Datura goes out of its way to be unconventional. As far as narrative goes, it works. The game is full of unsettling moments and flat-out surprises. The controls are a different story - especially with the Move. Even with all the on-screen queues, something as basic as gripping and turning a door handle is like fumbling in the dark for a light switch. Often we were just reaching around, hoping the floating hand would grab what we wanted. Plastic is obviously going for immersion by way of the PlayStation’s magic wand, but totally misses the mark in that regard. The Move controls felt borderline broken. Thankfully, Datura has a far more serviceable DualShock control scheme, which basically saves the game.
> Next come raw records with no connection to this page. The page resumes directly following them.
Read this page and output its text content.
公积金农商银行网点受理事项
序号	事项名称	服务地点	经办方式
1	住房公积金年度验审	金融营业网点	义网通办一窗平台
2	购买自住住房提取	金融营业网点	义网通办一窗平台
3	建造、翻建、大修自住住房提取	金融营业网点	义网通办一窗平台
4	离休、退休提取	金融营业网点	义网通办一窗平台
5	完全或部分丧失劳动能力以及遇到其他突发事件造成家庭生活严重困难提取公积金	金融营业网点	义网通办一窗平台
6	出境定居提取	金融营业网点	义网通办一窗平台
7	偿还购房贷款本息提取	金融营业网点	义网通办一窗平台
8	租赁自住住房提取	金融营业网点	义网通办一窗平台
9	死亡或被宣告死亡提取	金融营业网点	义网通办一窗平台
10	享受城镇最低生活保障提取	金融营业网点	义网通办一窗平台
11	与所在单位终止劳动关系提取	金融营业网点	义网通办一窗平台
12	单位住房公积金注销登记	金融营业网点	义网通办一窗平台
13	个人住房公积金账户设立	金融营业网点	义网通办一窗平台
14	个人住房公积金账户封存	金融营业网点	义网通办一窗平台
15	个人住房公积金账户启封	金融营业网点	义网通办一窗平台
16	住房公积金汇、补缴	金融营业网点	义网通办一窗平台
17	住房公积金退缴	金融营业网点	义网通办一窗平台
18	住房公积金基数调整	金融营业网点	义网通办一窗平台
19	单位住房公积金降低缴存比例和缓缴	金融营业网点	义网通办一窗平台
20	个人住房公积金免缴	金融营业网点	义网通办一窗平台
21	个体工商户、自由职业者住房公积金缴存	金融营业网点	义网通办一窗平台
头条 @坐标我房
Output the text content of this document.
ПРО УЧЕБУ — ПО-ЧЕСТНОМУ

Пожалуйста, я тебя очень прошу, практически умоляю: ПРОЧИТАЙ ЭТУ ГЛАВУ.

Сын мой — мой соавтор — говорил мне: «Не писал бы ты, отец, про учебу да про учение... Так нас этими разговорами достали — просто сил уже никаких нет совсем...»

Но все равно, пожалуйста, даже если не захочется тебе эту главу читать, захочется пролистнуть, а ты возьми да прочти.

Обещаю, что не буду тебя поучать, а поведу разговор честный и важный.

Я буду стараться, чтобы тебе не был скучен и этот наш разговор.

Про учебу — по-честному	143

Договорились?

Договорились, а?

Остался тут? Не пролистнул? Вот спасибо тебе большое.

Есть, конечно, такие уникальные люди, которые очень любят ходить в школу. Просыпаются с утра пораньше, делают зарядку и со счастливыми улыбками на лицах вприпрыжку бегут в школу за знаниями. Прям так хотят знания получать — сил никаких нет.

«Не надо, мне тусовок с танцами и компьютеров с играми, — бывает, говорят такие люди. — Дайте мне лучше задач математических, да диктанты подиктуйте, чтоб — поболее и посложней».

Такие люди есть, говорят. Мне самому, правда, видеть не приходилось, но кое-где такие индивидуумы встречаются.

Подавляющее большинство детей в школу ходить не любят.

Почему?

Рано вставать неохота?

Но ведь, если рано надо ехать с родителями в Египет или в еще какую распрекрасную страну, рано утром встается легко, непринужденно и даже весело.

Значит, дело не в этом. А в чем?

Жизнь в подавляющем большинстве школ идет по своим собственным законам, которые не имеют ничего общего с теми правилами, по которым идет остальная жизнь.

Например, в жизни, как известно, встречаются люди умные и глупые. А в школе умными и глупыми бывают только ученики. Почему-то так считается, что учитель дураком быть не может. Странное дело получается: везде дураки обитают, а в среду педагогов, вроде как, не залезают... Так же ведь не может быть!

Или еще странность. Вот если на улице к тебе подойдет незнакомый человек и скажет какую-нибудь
We got a greater sense of immersion from a good set of headphones than any of the game’s motion controls. The wind in the trees, the buzz of flies, all the ambient noises of the forest built a strong sense of place. Leaf crunching footsteps and our own heavy breathing made us feel like we were the ones lost in the woods. The dramatic score and sharp musical queues also helped keep us engaged.
After great sound design, Datura’s second best surprise was an odd sense of humor. That pig we mentioned had a habit of showing up at random times, and some of the game’s transitions are so surreal all we could do was laugh. Datura would be too serious, morose even, without these moments. It makes for a strange, engaging tone that won us over.
Datura is short and easy to finish in one sitting. Some players may not like that you need to play it through multiple times to shake loose all of its secrets. Without that in mind, its ending may feel abrupt and frustrating. Plastic’s last release was Linger in Shadows. Another non-traditional title, it was like a cinematic cat’s cradle, meant to be wound back and forth and pulled apart at multiple angles. If you found that game to be at all intriguing (outside of its easy-to-attain trophy set), there’s a good chance you’ll enjoy Datura.
If this sort of game doesn’t sound appealing, no one can blame you. Datura is arty, a tad obtuse, and the clumsy Move controls don’t make it any more accessible. For more methodical, curious gamers, we recommend you download Datura, and play it with a DualShock. Moments from the game have a way sticking in your mind, calling you in for a replay. If you’re in the mood for something cerebral and weird, and can tolerate terms like “symbolic language” and “latent meaning,” Datura is worth your time.